25 de Feb de 2020

Política

El cambio empieza en la TV

PANAMÁ. La vida de los panameños poco a poco comienza a transformarse en otra cosa. El cambio ha llegado. Y empieza temprano: Lucy Mo...

PANAMÁ. La vida de los panameños poco a poco comienza a transformarse en otra cosa. El cambio ha llegado. Y empieza temprano: Lucy Molinar ya no será una opción cada mañana para enterarse de lo que pasa. Sus peleas, sus entrevistas feroces, todo se ha convertido en historia. Algo así sucede también con Guillermo Ferrufino. Ya no se podrá disfrutar de su llanto televisado en “Qué tal si te digo. . ”.

El presidente Ricardo Martinelli ha decidido entregarle a estos panameños dos ministerios fundamentales: Molinar fue designada en Educación mientras a Ferrufino le tocará Desarrollo Social. Son dos de los espacios más importantes: la educación es la semilla del futuro de un país, y el desarrollo social el agua que la alimenta. Ninguna de estas “ex” estrellas de televisión tiene experiencia en la gestión pública ni tampoco han realizado estudios especializados. Tendrán que aprender lo que hacen mientras lo hacen.

EL DEBATE

“Todo indica que el presidente electo quiere inventar una imagen para su Gabinete. Su imagen funcionó muy bien durante las elecciones y ahora busca lo mismo. ¿Cómo? Utilizando caras conocidas”, opina el sociólogo Marcos Gandásegui. “Sin embargo, aunque la imagen le sirvió en campaña la administración gubernamental es otra cosa. Necesita un equipo que, más allá de su imagen, sepa cómo solucionar los problemas que tiene este país. No se trata de llenar el Gabinete de caras bonitas y jóvenes, sino de cumplir sus promesas”, señala el catedrático.

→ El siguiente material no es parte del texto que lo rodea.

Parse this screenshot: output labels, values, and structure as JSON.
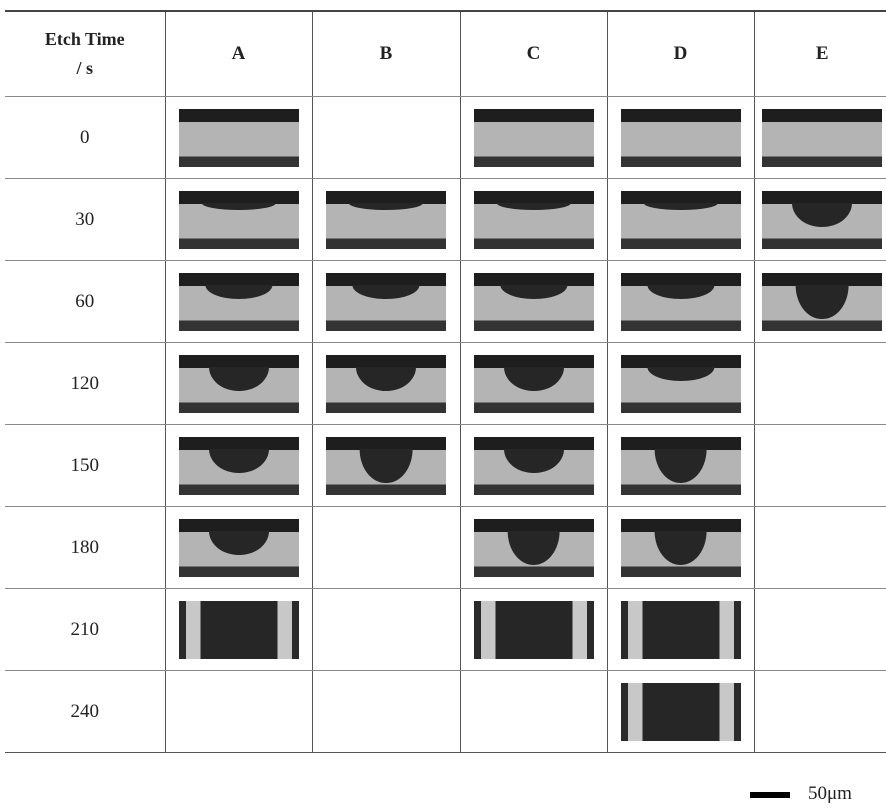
{
  "table": {
    "header": [
      "Etch Time\n/ s",
      "A",
      "B",
      "C",
      "D",
      "E"
    ],
    "rows": [
      [
        "0"
      ],
      [
        "30"
      ],
      [
        "60"
      ],
      [
        "120"
      ],
      [
        "150"
      ],
      [
        "180"
      ],
      [
        "210"
      ],
      [
        "240"
      ]
    ]
  },
  "scale_bar": "50μm"
}
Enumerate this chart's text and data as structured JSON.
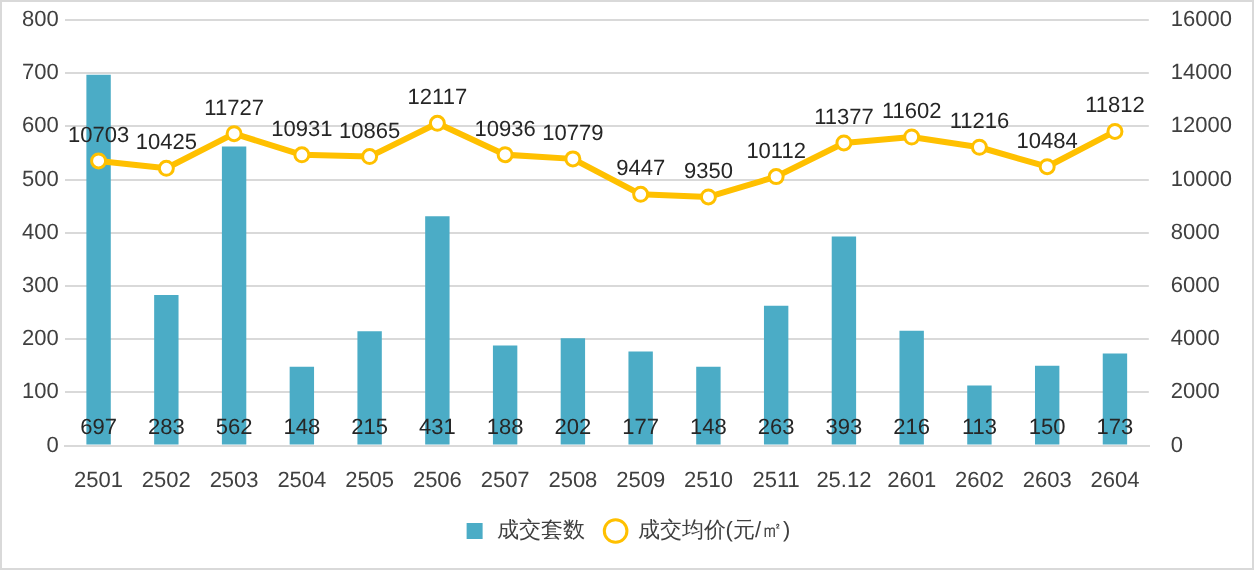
{
  "chart_data": {
    "type": "bar",
    "categories": [
      "2501",
      "2502",
      "2503",
      "2504",
      "2505",
      "2506",
      "2507",
      "2508",
      "2509",
      "2510",
      "2511",
      "25.12",
      "2601",
      "2602",
      "2603",
      "2604"
    ],
    "series": [
      {
        "name": "成交套数",
        "color": "#4bacc6",
        "values": [
          697,
          283,
          562,
          148,
          215,
          431,
          188,
          202,
          177,
          148,
          263,
          393,
          216,
          113,
          150,
          173
        ]
      },
      {
        "name": "成交均价(元/㎡)",
        "type": "line",
        "axis": "y2",
        "color": "#ffc000",
        "marker": "circle",
        "values": [
          10703,
          10425,
          11727,
          10931,
          10865,
          12117,
          10936,
          10779,
          9447,
          9350,
          10112,
          11377,
          11602,
          11216,
          10484,
          11812
        ]
      }
    ],
    "ylim": [
      0,
      800
    ],
    "yticks": [
      0,
      100,
      200,
      300,
      400,
      500,
      600,
      700,
      800
    ],
    "y2lim": [
      0,
      16000
    ],
    "y2ticks": [
      0,
      2000,
      4000,
      6000,
      8000,
      10000,
      12000,
      14000,
      16000
    ],
    "grid": "y",
    "legend": "bottom",
    "data_labels": true
  }
}
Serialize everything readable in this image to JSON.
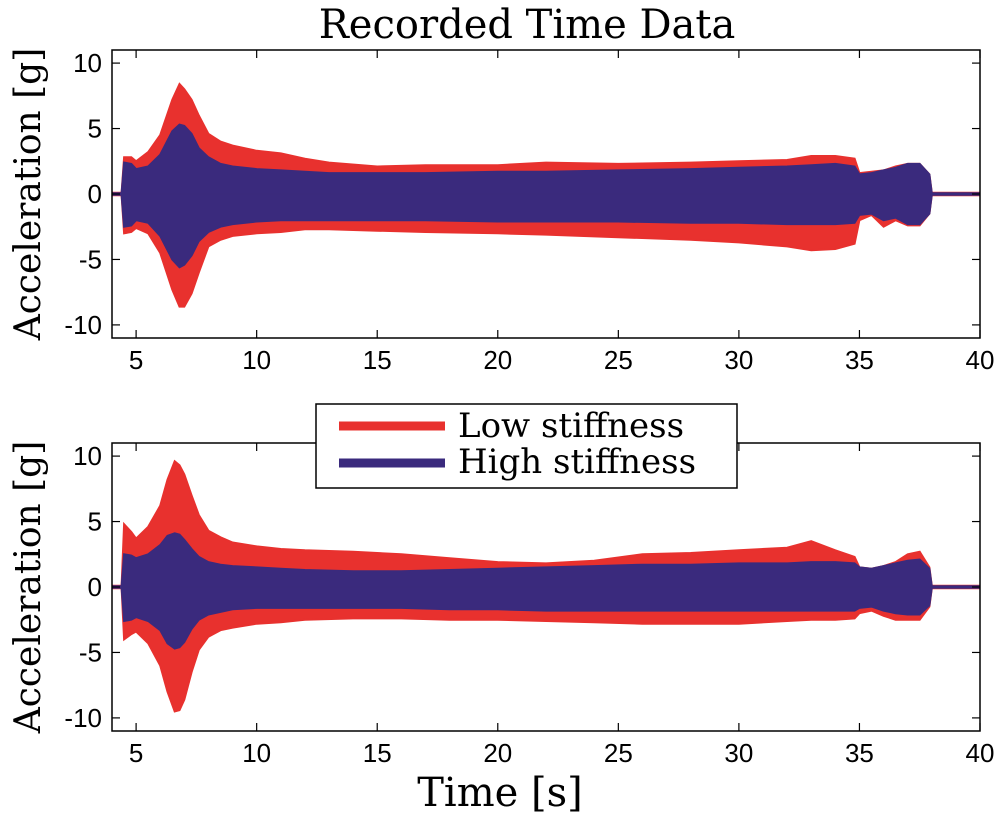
{
  "figure": {
    "title": "Recorded Time Data",
    "xlabel": "Time [s]"
  },
  "colors": {
    "low": "#e8312e",
    "high": "#3a2a7d",
    "axis": "#000000",
    "background": "#ffffff"
  },
  "legend": {
    "placement": "top-center of lower panel",
    "entries": [
      "Low stiffness",
      "High stiffness"
    ]
  },
  "chart_data": [
    {
      "type": "area",
      "panel": "top",
      "title": "Recorded Time Data",
      "xlabel": "",
      "ylabel": "Acceleration [g]",
      "xlim": [
        4,
        40
      ],
      "ylim": [
        -11,
        11
      ],
      "xticks": [
        5,
        10,
        15,
        20,
        25,
        30,
        35,
        40
      ],
      "yticks": [
        10,
        5,
        0,
        -5,
        -10
      ],
      "grid": false,
      "x": [
        4.0,
        4.4,
        4.5,
        4.8,
        5.0,
        5.5,
        6.0,
        6.5,
        6.8,
        7.0,
        7.3,
        7.6,
        8.0,
        8.5,
        9.0,
        10.0,
        11.0,
        12.0,
        13.0,
        15.0,
        17.0,
        20.0,
        22.0,
        25.0,
        28.0,
        30.0,
        32.0,
        33.0,
        34.0,
        34.8,
        35.0,
        35.5,
        36.0,
        36.5,
        37.0,
        37.5,
        37.9,
        38.0,
        40.0
      ],
      "series": [
        {
          "name": "Low stiffness",
          "upper": [
            0.1,
            0.1,
            2.8,
            2.8,
            2.5,
            3.2,
            4.5,
            7.2,
            8.4,
            8.0,
            7.2,
            6.0,
            4.6,
            4.0,
            3.7,
            3.3,
            3.1,
            2.7,
            2.4,
            2.1,
            2.2,
            2.2,
            2.4,
            2.3,
            2.4,
            2.5,
            2.6,
            2.9,
            2.9,
            2.7,
            1.6,
            1.7,
            1.8,
            2.1,
            2.3,
            2.3,
            1.5,
            0.1,
            0.1
          ],
          "lower": [
            -0.1,
            -0.1,
            -3.0,
            -2.9,
            -2.6,
            -3.0,
            -4.5,
            -7.3,
            -8.6,
            -8.6,
            -7.6,
            -6.0,
            -4.0,
            -3.5,
            -3.2,
            -3.0,
            -2.9,
            -2.7,
            -2.7,
            -2.8,
            -2.9,
            -3.0,
            -3.1,
            -3.3,
            -3.5,
            -3.7,
            -4.0,
            -4.3,
            -4.2,
            -3.8,
            -2.0,
            -1.6,
            -2.5,
            -2.0,
            -2.4,
            -2.4,
            -1.5,
            -0.1,
            -0.1
          ]
        },
        {
          "name": "High stiffness",
          "upper": [
            0.05,
            0.05,
            2.4,
            2.3,
            1.9,
            2.1,
            3.0,
            4.8,
            5.3,
            5.2,
            4.6,
            3.5,
            2.8,
            2.3,
            2.1,
            1.9,
            1.8,
            1.7,
            1.6,
            1.6,
            1.6,
            1.7,
            1.7,
            1.8,
            1.9,
            2.0,
            2.1,
            2.2,
            2.3,
            2.1,
            1.5,
            1.6,
            1.8,
            2.0,
            2.3,
            2.3,
            1.5,
            0.05,
            0.05
          ],
          "lower": [
            -0.05,
            -0.05,
            -2.5,
            -2.4,
            -2.0,
            -2.2,
            -3.2,
            -5.0,
            -5.6,
            -5.4,
            -4.7,
            -3.6,
            -2.9,
            -2.5,
            -2.3,
            -2.1,
            -2.0,
            -2.0,
            -2.0,
            -2.0,
            -2.0,
            -2.1,
            -2.1,
            -2.1,
            -2.2,
            -2.2,
            -2.3,
            -2.3,
            -2.3,
            -2.2,
            -1.6,
            -1.5,
            -2.0,
            -1.8,
            -2.3,
            -2.3,
            -1.5,
            -0.05,
            -0.05
          ]
        }
      ]
    },
    {
      "type": "area",
      "panel": "bottom",
      "title": "",
      "xlabel": "Time [s]",
      "ylabel": "Acceleration [g]",
      "xlim": [
        4,
        40
      ],
      "ylim": [
        -11,
        11
      ],
      "xticks": [
        5,
        10,
        15,
        20,
        25,
        30,
        35,
        40
      ],
      "yticks": [
        10,
        5,
        0,
        -5,
        -10
      ],
      "grid": false,
      "x": [
        4.0,
        4.4,
        4.5,
        4.8,
        5.0,
        5.5,
        6.0,
        6.3,
        6.6,
        6.8,
        7.0,
        7.3,
        7.6,
        8.0,
        8.5,
        9.0,
        10.0,
        11.0,
        12.0,
        14.0,
        16.0,
        18.0,
        20.0,
        22.0,
        24.0,
        26.0,
        28.0,
        30.0,
        32.0,
        33.0,
        34.0,
        34.8,
        35.0,
        35.5,
        36.0,
        36.5,
        37.0,
        37.5,
        37.9,
        38.0,
        40.0
      ],
      "series": [
        {
          "name": "Low stiffness",
          "upper": [
            0.1,
            0.1,
            4.8,
            4.2,
            3.7,
            4.6,
            6.2,
            8.2,
            9.6,
            9.3,
            8.6,
            7.0,
            5.5,
            4.3,
            3.8,
            3.4,
            3.1,
            2.9,
            2.8,
            2.7,
            2.5,
            2.2,
            1.9,
            1.8,
            2.0,
            2.5,
            2.6,
            2.8,
            3.0,
            3.5,
            2.8,
            2.3,
            1.5,
            1.4,
            1.6,
            1.9,
            2.5,
            2.7,
            1.5,
            0.1,
            0.1
          ],
          "lower": [
            -0.1,
            -0.1,
            -4.0,
            -3.6,
            -3.4,
            -4.3,
            -6.0,
            -8.0,
            -9.5,
            -9.4,
            -8.6,
            -6.5,
            -4.8,
            -3.8,
            -3.3,
            -3.1,
            -2.8,
            -2.7,
            -2.5,
            -2.4,
            -2.4,
            -2.5,
            -2.5,
            -2.6,
            -2.7,
            -2.8,
            -2.8,
            -2.8,
            -2.6,
            -2.5,
            -2.5,
            -2.4,
            -2.0,
            -1.8,
            -2.2,
            -2.5,
            -2.5,
            -2.5,
            -1.5,
            -0.1,
            -0.1
          ]
        },
        {
          "name": "High stiffness",
          "upper": [
            0.05,
            0.05,
            2.5,
            2.4,
            2.2,
            2.5,
            3.2,
            3.9,
            4.1,
            4.0,
            3.6,
            2.9,
            2.3,
            1.9,
            1.7,
            1.6,
            1.5,
            1.4,
            1.3,
            1.2,
            1.2,
            1.3,
            1.4,
            1.5,
            1.6,
            1.7,
            1.7,
            1.8,
            1.8,
            1.9,
            1.9,
            1.8,
            1.5,
            1.4,
            1.6,
            1.8,
            2.0,
            2.1,
            1.4,
            0.05,
            0.05
          ],
          "lower": [
            -0.05,
            -0.05,
            -2.6,
            -2.5,
            -2.3,
            -2.6,
            -3.3,
            -4.3,
            -4.7,
            -4.6,
            -4.2,
            -3.2,
            -2.5,
            -2.1,
            -1.9,
            -1.7,
            -1.6,
            -1.6,
            -1.6,
            -1.6,
            -1.6,
            -1.7,
            -1.7,
            -1.8,
            -1.8,
            -1.8,
            -1.8,
            -1.8,
            -1.8,
            -1.8,
            -1.8,
            -1.8,
            -1.6,
            -1.5,
            -1.8,
            -2.0,
            -2.1,
            -2.1,
            -1.4,
            -0.05,
            -0.05
          ]
        }
      ]
    }
  ]
}
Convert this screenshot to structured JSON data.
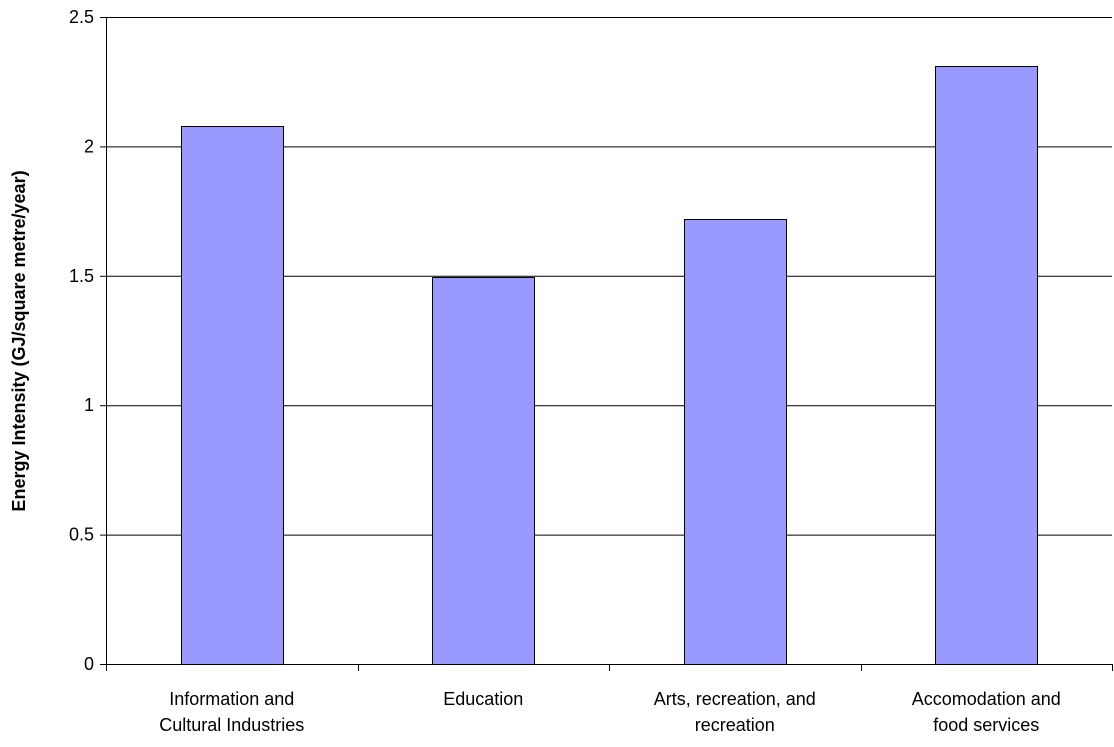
{
  "chart_data": {
    "type": "bar",
    "categories": [
      [
        "Information and",
        "Cultural Industries"
      ],
      [
        "Education"
      ],
      [
        "Arts, recreation, and",
        "recreation"
      ],
      [
        "Accomodation and",
        "food services"
      ]
    ],
    "values": [
      2.08,
      1.495,
      1.72,
      2.31
    ],
    "ylabel": "Energy Intensity (GJ/square metre/year)",
    "xlabel": "",
    "ylim": [
      0,
      2.5
    ],
    "yticks": [
      0,
      0.5,
      1,
      1.5,
      2,
      2.5
    ],
    "ytick_labels": [
      "0",
      "0.5",
      "1",
      "1.5",
      "2",
      "2.5"
    ],
    "grid": true,
    "legend": "none",
    "colors": {
      "bar_fill": "#9999ff",
      "bar_stroke": "#000000",
      "grid": "#000000",
      "axis": "#000000"
    }
  }
}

Martinelli, por su parte, dijo que se decidió por “estas caras frescas” porque, precisamente, era lo que decía en campaña. Gente que no viniera de la política, que no estuviera contaminada por los partidos y se animara a transitar otros caminos.

QUIÉN ES QUIÉN

Guillermo Ferrufino es la designación más extraña que recuerda la joven democracia panameña.

Las dudas aumentan al leer su hoja de vida. Ferrufino no posee títulos universitarios o al menos no se le conoce ninguno. De hecho en su hoja de vida ni siquiera dicen si terminó la secundaria: "Tras culminar sus estudios primarios en La Chorrera, cursa estudios en la Facultad de Comunicación Social de la Universidad de Panamá". Así llega al MIDES, sin mayor mérito que el dedo presidencial. Sin decir que dejará vacante la curul para la que fue elegido el 3 de mayo, cuando ganó en el circuito 8-5.

Para la psicóloga, Geraldine Emiliani, manejar un ministerio de tanta importancia como el MIDES no es tan fácil como hacer caridad televisada. “El MIDES es un pastel muy grande. Tiene que ver con la integración social, la niñez, la juventud, la pobreza, son temas importantes y que no son fáciles de manejar”.

La diputada Teresita Yániz de Arias, va más allá. “Sería muy peligroso confundir el asistencialismo con la formulación de aquello que se necesita para que las personas puedan por sí solas mejorar su calidad de vida. Nadie se pondría en manos de un practicante de medicina para que le operara el cerebro. Panamá sí”.

LLANTO

Lucy lloró en cámara, se despidió de su público y asumió el reto. Algo para destacar, en contraposición a Ferrufino, sí es licenciada. Pero no en educación, en Comunicación Social. Ligada al Opus Dei ha mostrado su sorpresa y su excitación por la designación, aunque nadie sabe si tiene un plan, en fin, qué piensa hacer con la educación de los panameños. No la tendrá fácil.

La Asociación Nacional de Profesores le dio 100 días para ver qué reformas plantea. Si no, volverán a la pelea. Parece poco para alguien que empieza de cero.